Brussels set to put 20 of the world’s biggest tech companies onto regulatory 'Hit List' - report
Sputnik news agency and radio 23:17 GMT 12.10.2020
Calls for reining in Big Tech has been getting louder on both sides of the Atlantic. This summer in the US, the heads of major tech firms testified before Congress, and the House Judiciary Committee’ recently produced a major report calling for the breakup of some of the biggest tech behemoths.
EU regulators are seeking to impose stricter regulatory controls on tech giants, including companies such as Facebook, Google, and Apple, in a bid to reduce their market power, according to the Financial Times.
Under the proposals, the tech giants will also be forced to share data with rivals and be more transparent around how they collect information. The tech companies will be also forced to follow tougher regulations than their smaller competitors, the FT reported.

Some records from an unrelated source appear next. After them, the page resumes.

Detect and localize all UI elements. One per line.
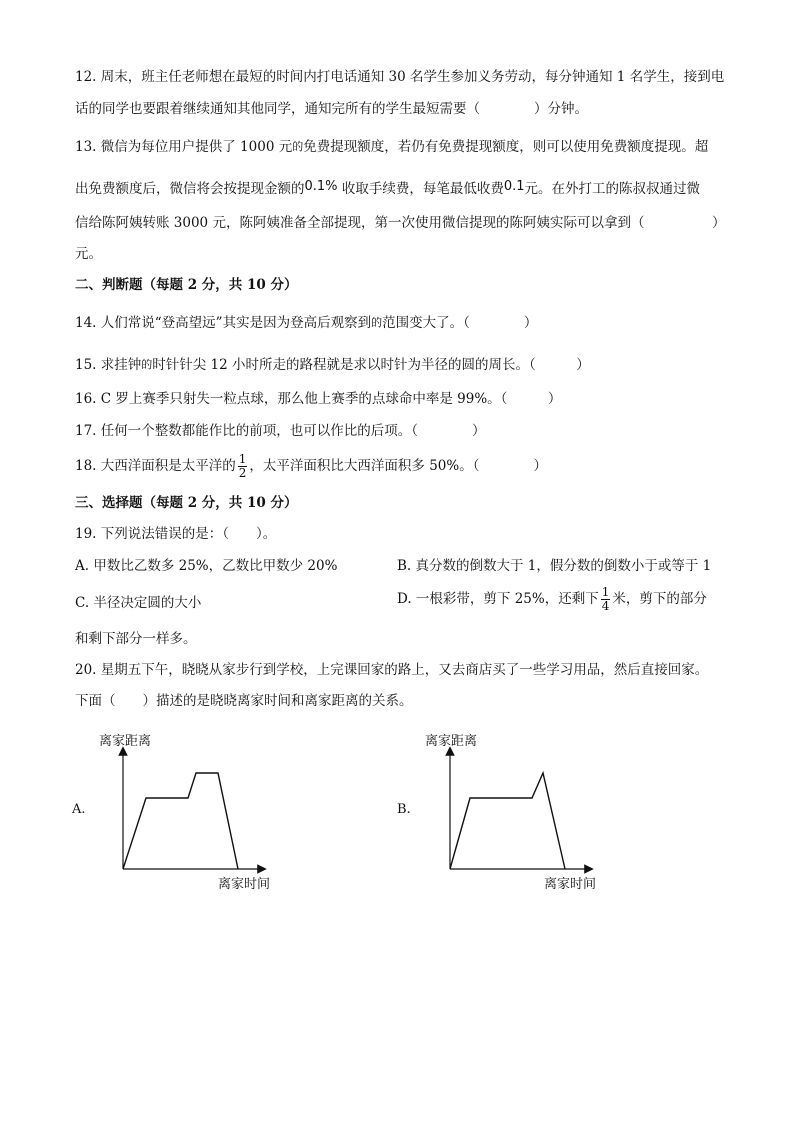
q14-a: 14. 人们常说“登高望远”其实是因为登高后观察到 <box>75 315 372 331</box>
q12-line2: 话的同学也要跟着继续通知其他同学，通知完所有的学生最短需要（ ）分钟。 <box>75 101 588 117</box>
q19-option-a: A. 甲数比乙数多 25%，乙数比甲数少 20% <box>75 558 338 574</box>
q13-line2-a: 出免费额度后，微信将会按提现金额的 <box>75 181 305 197</box>
q18-b: ，太平洋面积比大西洋面积多 50%。（ ） <box>249 458 547 474</box>
q19-option-d-continued: 和剩下部分一样多。 <box>75 631 197 647</box>
graph-b-letter: B. <box>397 802 411 817</box>
q13-line3: 信给陈阿姨转账 3000 元，陈阿姨准备全部提现，第一次使用微信提现的陈阿姨实际可以拿到（ ） <box>75 215 726 231</box>
q13-fee: 0.1 <box>503 179 525 194</box>
graph-b-line <box>450 773 565 869</box>
q16: 16. C 罗上赛季只射失一粒点球，那么他上赛季的点球命中率是 99%。（ ） <box>75 391 562 407</box>
graph-b-ylabel: 离家距离 <box>425 734 478 749</box>
q13-line2-b: 收取手续费，每笔最低收费 <box>337 181 504 197</box>
graph-b <box>437 745 597 875</box>
graph-b-xlabel: 离家时间 <box>544 877 597 892</box>
q19-stem: 19. 下列说法错误的是：（ ）。 <box>75 526 277 542</box>
q15-sup: 的 <box>141 358 153 371</box>
q19-option-d-fraction: $\frac{1}{4}$ <box>601 585 610 613</box>
graph-a-line <box>123 773 238 869</box>
q19-option-d <box>397 586 707 613</box>
q18-fraction: $\frac{1}{2}$ <box>238 452 247 480</box>
q20-line1: 20. 星期五下午，晓晓从家步行到学校，上完课回家的路上，又去商店买了一些学习用品，然后直接回家。 <box>75 662 709 678</box>
q12-line1: 12. 周末，班主任老师想在最短的时间内打电话通知 30 名学生参加义务劳动，每分钟通知 1 名学生，接到电 <box>75 69 725 85</box>
q13-line1 <box>75 138 708 156</box>
q19-option-d-a: D. 一根彩带，剪下 25%，还剩下 <box>397 591 599 607</box>
q14-sup: 的 <box>371 316 383 329</box>
q15-b: 时针针尖 12 小时所走的路程就是求以时针为半径的圆的周长。（ ） <box>152 357 590 373</box>
q13-rate: 0.1% <box>304 179 338 194</box>
graph-a-letter: A. <box>72 802 86 817</box>
q18 <box>75 453 547 480</box>
section2-title: 二、判断题（每题 2 分，共 10 分） <box>75 277 298 293</box>
section3-title: 三、选择题（每题 2 分，共 10 分） <box>75 495 298 511</box>
q17: 17. 任何一个整数都能作比的前项，也可以作比的后项。（ ） <box>75 423 486 439</box>
q14 <box>75 314 537 332</box>
q18-a: 18. 大西洋面积是太平洋的 <box>75 458 236 474</box>
q14-b: 范围变大了。（ ） <box>382 315 538 331</box>
q13-line1-sup: 的 <box>292 140 304 153</box>
q19-option-b: B. 真分数的倒数大于 1，假分数的倒数小于或等于 1 <box>397 558 712 574</box>
q13-line4: 元。 <box>75 246 102 262</box>
q15-a: 15. 求挂钟 <box>75 357 142 373</box>
graph-a-ylabel: 离家距离 <box>99 734 152 749</box>
q13-line2-c: 元。在外打工的陈叔叔通过微 <box>524 181 701 197</box>
q15 <box>75 356 590 374</box>
q13-line1-a: 13. 微信为每位用户提供了 1000 元 <box>75 139 293 155</box>
q19-option-d-b: 米，剪下的部分 <box>612 591 707 607</box>
q20-line2: 下面（ ）描述的是晓晓离家时间和离家距离的关系。 <box>75 693 413 709</box>
graph-a-xlabel: 离家时间 <box>218 877 271 892</box>
q13-line1-b: 免费提现额度，若仍有免费提现额度，则可以使用免费额度提现。超 <box>303 139 709 155</box>
q13-line2 <box>75 178 700 198</box>
graph-a <box>110 745 270 875</box>
q19-option-c: C. 半径决定圆的大小 <box>75 595 202 611</box>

Criteria for inclusion on the list will focus on metrics such as market share and total number of users, according to the FT. Companies so powerful that rivals cannot compete without using their platforms could also be added to the list, the report said.

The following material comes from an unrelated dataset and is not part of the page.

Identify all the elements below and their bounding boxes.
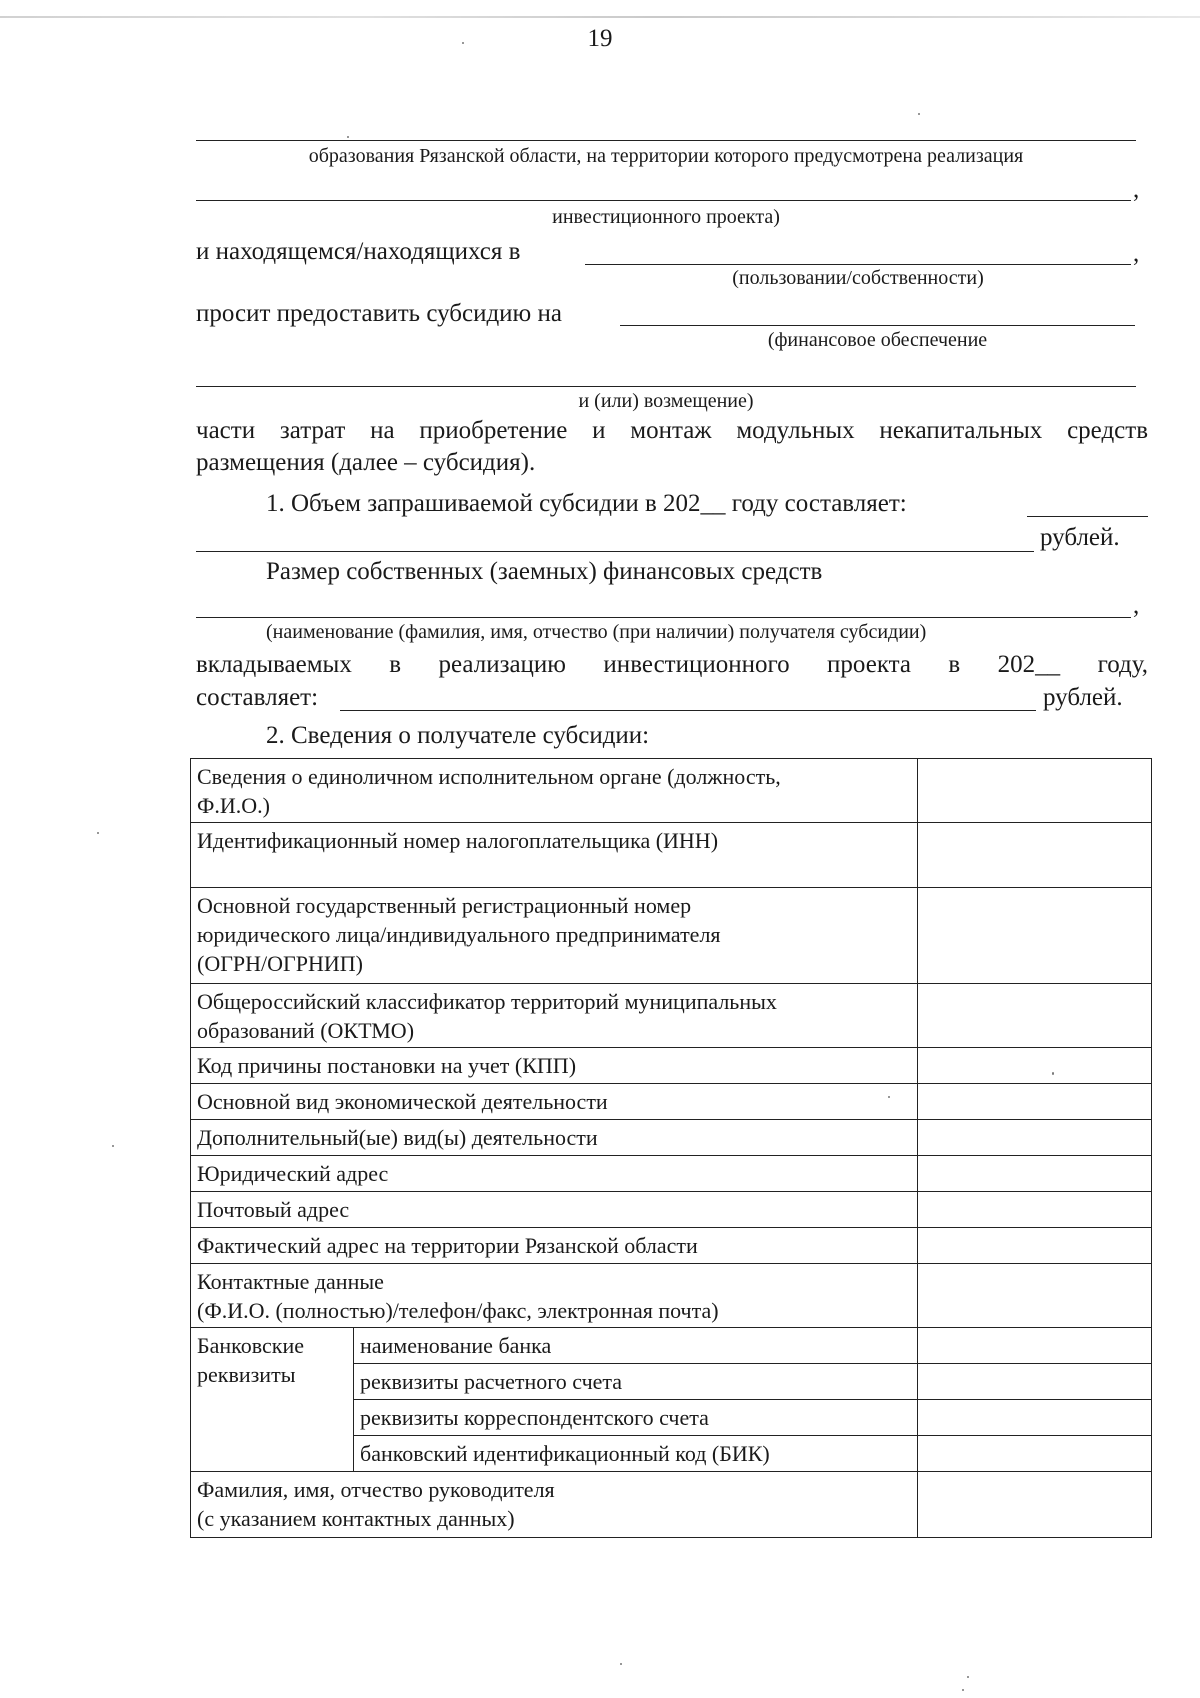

The move comes after the European Commission opened a probe into the Internet of Things sector in July led by European Commissioner for Competition Margrethe Vestager.
In the United States, lawmakers are also seeking to reduce Big Tech’s market dominance.
Democrats on the House Judiciary Committee’s antitrust panel recently published a list of proposals that aim to curb the “monopoly power” of the so-called Big Four tech companies: Apple, Amazon, Google, and Facebook.
In a 449-page report issued last week, they recommended closer scrutiny of future technology mergers and highlighted the possibility of splitting up dominant platforms like Apple, which is claimed to hold an unfair advantage in the distribution of apps via its iPhones.
Similarly, the Committee recommended that Amazon halt any preferential promotion of its own products via its own online marketplace.
A number of other investigations into tech companies are also ongoing in the US, most notably an anti-trust case involving the Justice Department and moves to investigate Google involving almost every state in the union.